A lower noise figure (NF) indicates better receiver performance, as the received signal has less additional noise. This is important for the following reasons:
- It enables a receiver to detect weak signals in a noisy environment
- It improves the accuracy and reliability of the signal measurements, such as signal strength, frequency, and modulation— integral to accurate monitoring
However, achieving a low noise figure is difficult, especially in high-frequency applications such as law enforcement. Thermal noise, caused by the random movement of electrons in the receiver components, is a principal source of noise. Other noise sources include amplifier noise, flicker noise, and intermodulation distortion. Several techniques can be deployed to minimize NF and improve receiver performance in RF monitoring, such as using low-noise amplifiers, filtering out unwanted signals, using proper shielding and grounding, and optimizing the design and placement of the receiver components.
The importance of wideband
Another challenge for the security services is not knowing what they are looking for. They need a signal-agnostic system that can search for unknown signals in a wide frequency range so new sources can be identified, demodulated, and decoded in real time to support insightful decision making.
A 9 kHz-40 GHz RF receiver, for example, enables real-time monitoring of multiple frequency ranges, including handheld trunked radios and Radars. Similarly, a 100 MHz bandwidth capacity allows for a more comprehensive and detailed analysis of frequency hopping signals.

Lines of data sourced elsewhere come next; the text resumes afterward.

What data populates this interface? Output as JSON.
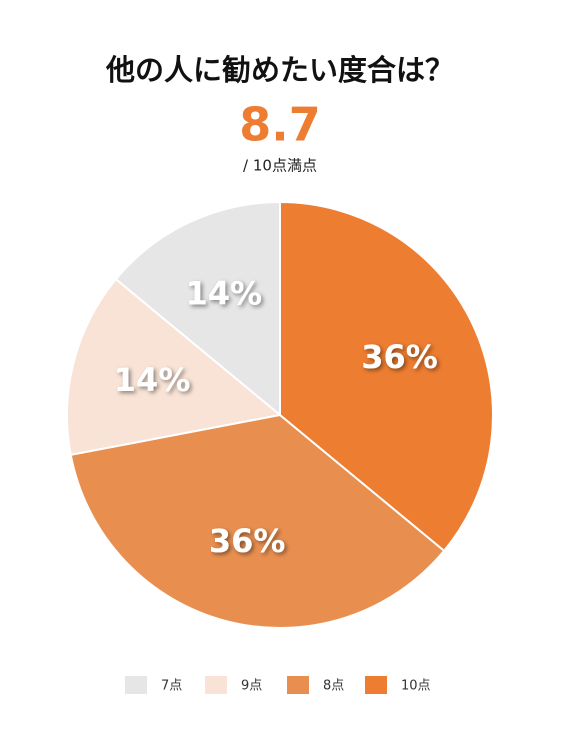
{
  "chart_data": {
    "type": "pie",
    "title": "他の人に勧めたい度合は？",
    "score": 8.7,
    "score_note": "/ 10点満点",
    "categories": [
      "7点",
      "9点",
      "8点",
      "10点"
    ],
    "values": [
      14,
      14,
      36,
      36
    ],
    "value_labels": [
      "14%",
      "14%",
      "36%",
      "36%"
    ],
    "colors": [
      "#e6e6e6",
      "#f9e3d6",
      "#e88f50",
      "#ed7d31"
    ],
    "score_color": "#ed7d31"
  }
}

The consequence of substandard receiver sensitivity
During a covert operation, the RF environment can change very quickly, and adversaries will leverage RFI and noise floor to disrupt or interrupt legitimate communications channels. Special operational forces hunting down these adverse tactics require a spectrum monitoring system with configurable receiver sensitivity and dynamic range capabilities so they can detect, track, geolocate, and combine frequency ranges emitted just above the noise floor.
A congested RF spectrum makes accurate RF monitoring difficult
With dependency on wireless RF at an all-time high, it has become readily apparent that the open RF spectrum is an invaluable asset financially, politically, and economically. As such, it is tightly regulated by government agencies in many countries to ensure it is being used in a way that does not cause interference or disrupt other users.

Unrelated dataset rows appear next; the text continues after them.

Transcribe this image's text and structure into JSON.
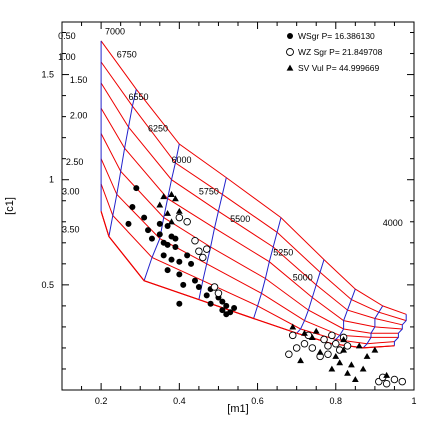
{
  "chart_data": {
    "type": "scatter",
    "xlabel": "[m1]",
    "ylabel": "[c1]",
    "xlim": [
      0.1,
      1.0
    ],
    "ylim": [
      0.0,
      1.75
    ],
    "xticks": [
      0.2,
      0.4,
      0.6,
      0.8,
      1.0
    ],
    "xtick_labels": [
      "0.2",
      "0.4",
      "0.6",
      "0.8",
      "1"
    ],
    "yticks": [
      0.5,
      1.0,
      1.5
    ],
    "ytick_labels": [
      "0.5",
      "1",
      "1.5"
    ],
    "grid": false,
    "legend_position": "top-right",
    "series": [
      {
        "name": "WSgr P= 16.386130",
        "marker": "filled-circle",
        "color": "#000000",
        "points": [
          [
            0.29,
            0.96
          ],
          [
            0.28,
            0.87
          ],
          [
            0.27,
            0.79
          ],
          [
            0.31,
            0.82
          ],
          [
            0.32,
            0.76
          ],
          [
            0.33,
            0.72
          ],
          [
            0.35,
            0.79
          ],
          [
            0.35,
            0.74
          ],
          [
            0.36,
            0.7
          ],
          [
            0.37,
            0.78
          ],
          [
            0.37,
            0.69
          ],
          [
            0.38,
            0.73
          ],
          [
            0.39,
            0.72
          ],
          [
            0.39,
            0.68
          ],
          [
            0.36,
            0.64
          ],
          [
            0.38,
            0.62
          ],
          [
            0.37,
            0.57
          ],
          [
            0.4,
            0.61
          ],
          [
            0.4,
            0.55
          ],
          [
            0.41,
            0.5
          ],
          [
            0.42,
            0.64
          ],
          [
            0.43,
            0.6
          ],
          [
            0.44,
            0.52
          ],
          [
            0.45,
            0.49
          ],
          [
            0.48,
            0.48
          ],
          [
            0.47,
            0.45
          ],
          [
            0.5,
            0.44
          ],
          [
            0.48,
            0.41
          ],
          [
            0.51,
            0.42
          ],
          [
            0.51,
            0.38
          ],
          [
            0.52,
            0.4
          ],
          [
            0.53,
            0.37
          ],
          [
            0.52,
            0.36
          ],
          [
            0.54,
            0.39
          ],
          [
            0.4,
            0.41
          ]
        ]
      },
      {
        "name": "WZ Sgr P= 21.849708",
        "marker": "open-circle",
        "color": "#000000",
        "points": [
          [
            0.4,
            0.82
          ],
          [
            0.42,
            0.8
          ],
          [
            0.45,
            0.66
          ],
          [
            0.46,
            0.63
          ],
          [
            0.47,
            0.67
          ],
          [
            0.49,
            0.49
          ],
          [
            0.5,
            0.46
          ],
          [
            0.44,
            0.71
          ],
          [
            0.68,
            0.17
          ],
          [
            0.7,
            0.2
          ],
          [
            0.72,
            0.22
          ],
          [
            0.73,
            0.26
          ],
          [
            0.74,
            0.2
          ],
          [
            0.76,
            0.16
          ],
          [
            0.77,
            0.24
          ],
          [
            0.78,
            0.21
          ],
          [
            0.79,
            0.26
          ],
          [
            0.8,
            0.22
          ],
          [
            0.81,
            0.19
          ],
          [
            0.82,
            0.25
          ],
          [
            0.83,
            0.21
          ],
          [
            0.69,
            0.26
          ],
          [
            0.91,
            0.04
          ],
          [
            0.92,
            0.06
          ],
          [
            0.93,
            0.03
          ],
          [
            0.95,
            0.05
          ],
          [
            0.97,
            0.04
          ],
          [
            0.78,
            0.17
          ]
        ]
      },
      {
        "name": "SV Vul P= 44.999669",
        "marker": "filled-triangle",
        "color": "#000000",
        "points": [
          [
            0.36,
            0.92
          ],
          [
            0.37,
            0.84
          ],
          [
            0.38,
            0.93
          ],
          [
            0.39,
            0.91
          ],
          [
            0.4,
            0.85
          ],
          [
            0.35,
            0.88
          ],
          [
            0.38,
            0.8
          ],
          [
            0.69,
            0.3
          ],
          [
            0.72,
            0.27
          ],
          [
            0.74,
            0.25
          ],
          [
            0.75,
            0.28
          ],
          [
            0.71,
            0.14
          ],
          [
            0.76,
            0.18
          ],
          [
            0.79,
            0.1
          ],
          [
            0.8,
            0.16
          ],
          [
            0.81,
            0.13
          ],
          [
            0.82,
            0.19
          ],
          [
            0.83,
            0.08
          ],
          [
            0.84,
            0.12
          ],
          [
            0.86,
            0.21
          ],
          [
            0.87,
            0.1
          ],
          [
            0.88,
            0.16
          ],
          [
            0.9,
            0.19
          ],
          [
            0.82,
            0.24
          ],
          [
            0.93,
            0.07
          ],
          [
            0.85,
            0.05
          ]
        ]
      }
    ],
    "grid_model": {
      "color": "#ee0000",
      "log_g_color": "#2222cc",
      "log_g_labels": [
        "0.50",
        "1.00",
        "1.50",
        "2.00",
        "2.50",
        "3.00",
        "3.50"
      ],
      "teff_labels": [
        "7000",
        "6750",
        "6550",
        "6250",
        "6000",
        "5750",
        "5500",
        "5250",
        "5000",
        "4000"
      ],
      "lines": [
        [
          [
            0.2,
            1.66
          ],
          [
            0.29,
            1.43
          ],
          [
            0.4,
            1.17
          ],
          [
            0.52,
            1.01
          ],
          [
            0.66,
            0.82
          ],
          [
            0.77,
            0.62
          ],
          [
            0.85,
            0.48
          ],
          [
            0.92,
            0.4
          ],
          [
            0.98,
            0.36
          ]
        ],
        [
          [
            0.2,
            1.56
          ],
          [
            0.28,
            1.35
          ],
          [
            0.39,
            1.08
          ],
          [
            0.51,
            0.93
          ],
          [
            0.65,
            0.75
          ],
          [
            0.76,
            0.56
          ],
          [
            0.84,
            0.43
          ],
          [
            0.91,
            0.37
          ],
          [
            0.98,
            0.33
          ]
        ],
        [
          [
            0.2,
            1.46
          ],
          [
            0.27,
            1.25
          ],
          [
            0.38,
            1.0
          ],
          [
            0.5,
            0.85
          ],
          [
            0.64,
            0.68
          ],
          [
            0.75,
            0.5
          ],
          [
            0.83,
            0.38
          ],
          [
            0.9,
            0.34
          ],
          [
            0.97,
            0.31
          ]
        ],
        [
          [
            0.2,
            1.34
          ],
          [
            0.26,
            1.15
          ],
          [
            0.37,
            0.91
          ],
          [
            0.49,
            0.77
          ],
          [
            0.63,
            0.61
          ],
          [
            0.74,
            0.44
          ],
          [
            0.82,
            0.33
          ],
          [
            0.9,
            0.3
          ],
          [
            0.97,
            0.29
          ]
        ],
        [
          [
            0.2,
            1.22
          ],
          [
            0.25,
            1.04
          ],
          [
            0.36,
            0.82
          ],
          [
            0.48,
            0.68
          ],
          [
            0.62,
            0.53
          ],
          [
            0.73,
            0.38
          ],
          [
            0.82,
            0.29
          ],
          [
            0.89,
            0.27
          ],
          [
            0.96,
            0.27
          ]
        ],
        [
          [
            0.2,
            1.1
          ],
          [
            0.24,
            0.93
          ],
          [
            0.35,
            0.72
          ],
          [
            0.47,
            0.6
          ],
          [
            0.61,
            0.46
          ],
          [
            0.72,
            0.33
          ],
          [
            0.81,
            0.26
          ],
          [
            0.89,
            0.25
          ],
          [
            0.96,
            0.25
          ]
        ],
        [
          [
            0.2,
            0.98
          ],
          [
            0.23,
            0.83
          ],
          [
            0.33,
            0.63
          ],
          [
            0.46,
            0.52
          ],
          [
            0.6,
            0.4
          ],
          [
            0.71,
            0.29
          ],
          [
            0.8,
            0.24
          ],
          [
            0.88,
            0.22
          ],
          [
            0.95,
            0.23
          ]
        ],
        [
          [
            0.2,
            0.85
          ],
          [
            0.22,
            0.73
          ],
          [
            0.31,
            0.52
          ],
          [
            0.45,
            0.43
          ],
          [
            0.59,
            0.34
          ],
          [
            0.7,
            0.27
          ],
          [
            0.79,
            0.22
          ],
          [
            0.87,
            0.2
          ],
          [
            0.95,
            0.21
          ]
        ]
      ]
    },
    "annotations": [
      {
        "text": "7000",
        "x": 0.21,
        "y": 1.69
      },
      {
        "text": "0.50",
        "x": 0.09,
        "y": 1.67
      },
      {
        "text": "1.00",
        "x": 0.09,
        "y": 1.57
      },
      {
        "text": "6750",
        "x": 0.24,
        "y": 1.58
      },
      {
        "text": "1.50",
        "x": 0.12,
        "y": 1.46
      },
      {
        "text": "6550",
        "x": 0.27,
        "y": 1.38
      },
      {
        "text": "2.00",
        "x": 0.12,
        "y": 1.29
      },
      {
        "text": "6250",
        "x": 0.32,
        "y": 1.23
      },
      {
        "text": "6000",
        "x": 0.38,
        "y": 1.08
      },
      {
        "text": "2.50",
        "x": 0.11,
        "y": 1.07
      },
      {
        "text": "5750",
        "x": 0.45,
        "y": 0.93
      },
      {
        "text": "3.00",
        "x": 0.1,
        "y": 0.93
      },
      {
        "text": "5500",
        "x": 0.53,
        "y": 0.8
      },
      {
        "text": "3.50",
        "x": 0.1,
        "y": 0.75
      },
      {
        "text": "5250",
        "x": 0.64,
        "y": 0.64
      },
      {
        "text": "5000",
        "x": 0.69,
        "y": 0.52
      },
      {
        "text": "4000",
        "x": 0.92,
        "y": 0.78
      }
    ]
  }
}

The RF spectrum is also a finite resource that is becoming increasingly congested, with armed forces, law enforcement organizations, government bodies, and commercial organizations increasingly required to share frequency ranges. The congestion challenge has been amplified with the advent of 5G, IoT, and automation as they are further fuelling the RFI dilemma. Moreover, many RFI sources, particularly intentional RFI, emit close to the noise floor and are incredibly difficult to hunt down without a super-sensitive RF receiver.

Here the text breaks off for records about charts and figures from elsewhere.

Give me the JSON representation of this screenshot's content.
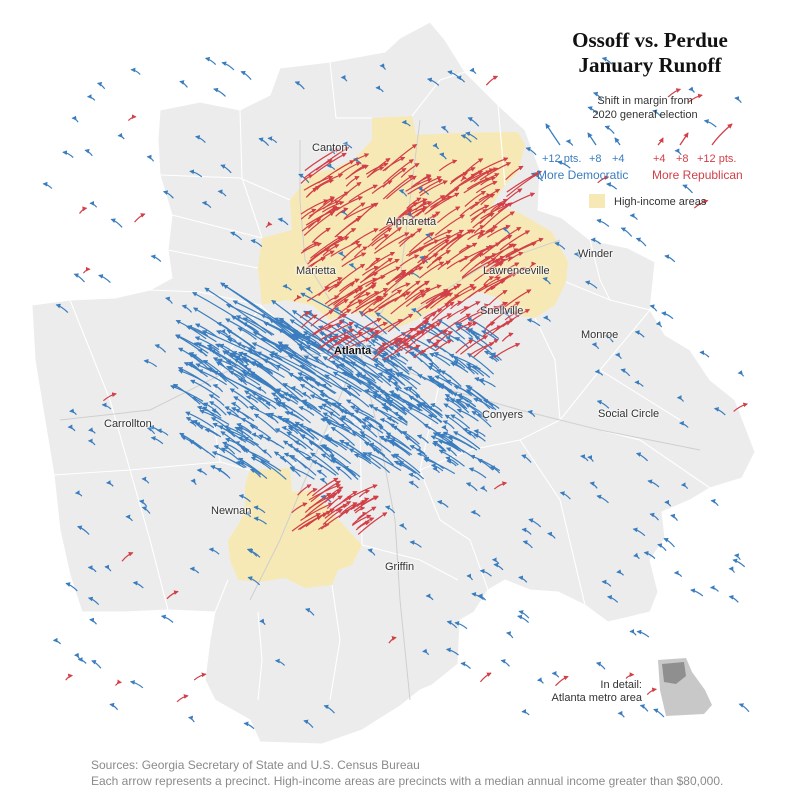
{
  "title": {
    "line1": "Ossoff vs. Perdue",
    "line2": "January Runoff"
  },
  "legend": {
    "heading_line1": "Shift in margin from",
    "heading_line2": "2020 general election",
    "dem_values": [
      "+12 pts.",
      "+8",
      "+4"
    ],
    "rep_values": [
      "+4",
      "+8",
      "+12 pts."
    ],
    "dem_label": "More Democratic",
    "rep_label": "More Republican",
    "high_income_label": "High-income areas"
  },
  "colors": {
    "democratic": "#3a7dbf",
    "republican": "#d23f47",
    "high_income": "#f7e9b5",
    "land": "#ececec",
    "boundary": "#ffffff"
  },
  "cities": [
    {
      "name": "Canton",
      "main": false
    },
    {
      "name": "Alpharetta",
      "main": false
    },
    {
      "name": "Marietta",
      "main": false
    },
    {
      "name": "Lawrenceville",
      "main": false
    },
    {
      "name": "Winder",
      "main": false
    },
    {
      "name": "Snellville",
      "main": false
    },
    {
      "name": "Monroe",
      "main": false
    },
    {
      "name": "Atlanta",
      "main": true
    },
    {
      "name": "Carrollton",
      "main": false
    },
    {
      "name": "Conyers",
      "main": false
    },
    {
      "name": "Social Circle",
      "main": false
    },
    {
      "name": "Newnan",
      "main": false
    },
    {
      "name": "Griffin",
      "main": false
    }
  ],
  "inset": {
    "line1": "In detail:",
    "line2": "Atlanta metro area"
  },
  "footer": {
    "sources": "Sources: Georgia Secretary of State and U.S. Census Bureau",
    "note": "Each arrow represents a precinct. High-income areas are precincts with a median annual income greater than $80,000."
  }
}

Powerful spectrum analyzers with highly sensitive receiver capabilities are integral to detecting RF transmissions, monitoring illicit activities, and obtaining greater situational awareness for effective decision-making. Trying to locate the source of RF signals, illicit or otherwise, is an arduous task without the ability to measure RF signal strength and properties dynamically.
You need to quickly determine whether the source is an illegal transmitter, a frequency out of spec, an industrial controller interfering with an adjacent band, or just a poor connection. The RF receivers must, therefore, offer several key features, including a high tuning range, customizable data collection, communication interception as well as accurate signal decoding, demodulating, and decrypting capabilities. The financial costs of not having accurate monitoring capabilities are enormous; the human costs could be even worse.